Os riscos psicológicos da adultização na infância

                                                                                      Imagem : Daniela Dimitrova por Pixabay 

Por:  Andréa Ladislau / Psicanalista

Algumas brincadeiras ditas como inocentes, nem sempre são tão inocentes assim. Comprova-se isso quando pensamos em nossas crianças e em insinuações do tipo: “Que lindos!!! São namoradinhos”. Típicas brincadeiras que fomentam a “adultização” de nossos pequenos. Isto porque a infância é conhecida como o período da inocência e quando crianças não compreendemos o mundo a nossa volta como os adultos, pois estamos em fases distintas, cognitivamente falando.
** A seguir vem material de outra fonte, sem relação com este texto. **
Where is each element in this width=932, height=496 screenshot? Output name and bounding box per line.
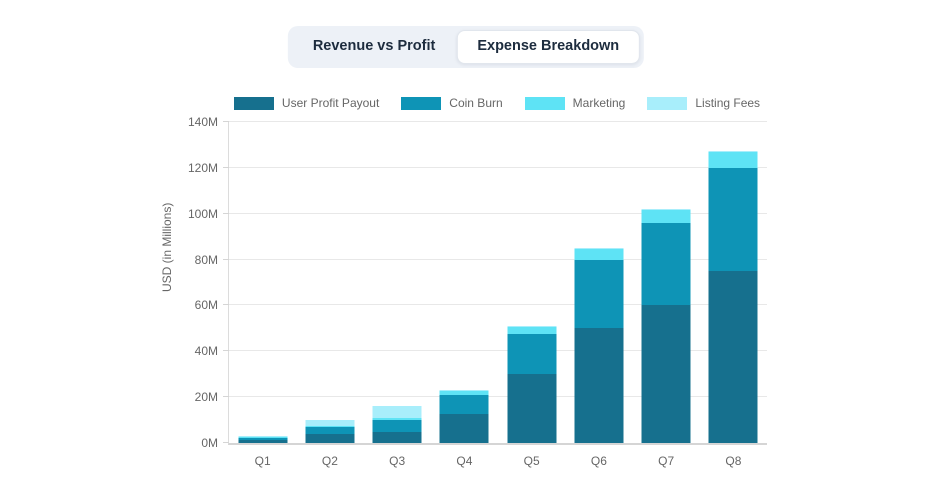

Portanto, existe uma sensibilização enorme no que diz respeito a promover a aceleração destes estágios de desenvolvimento.

A infância necessita de um olhar um pouco mais cuidadoso, mas, às vezes, ao lidarmos com nossas próprias crianças esquecemos de que um dia vivenciamos aquele período e acabamos por projetar nelas comportamentos nossos, de adultos. Um desses comportamentos é o namoro, algo intrinsicamente adulto que atribuímos a criança como se fosse algo normal.

Mas vamos pensar juntos, qual o maior problema disso? A grande questão é que o desenvolvimento é pautado por etapas e cada etapa possui o seu nível de importância para um desenvolvimento saudável. Assim, quando atribuímos a uma criança o ato de namorar, estamos precocemente “adultizando” uma fase que não deveria ser “adultizada”. O resultado é que, quando uma criança fala que namora, ela imita um comportamento que vê em casa ou na sociedade a sua volta, sem compreender o que aquele comportamento significa.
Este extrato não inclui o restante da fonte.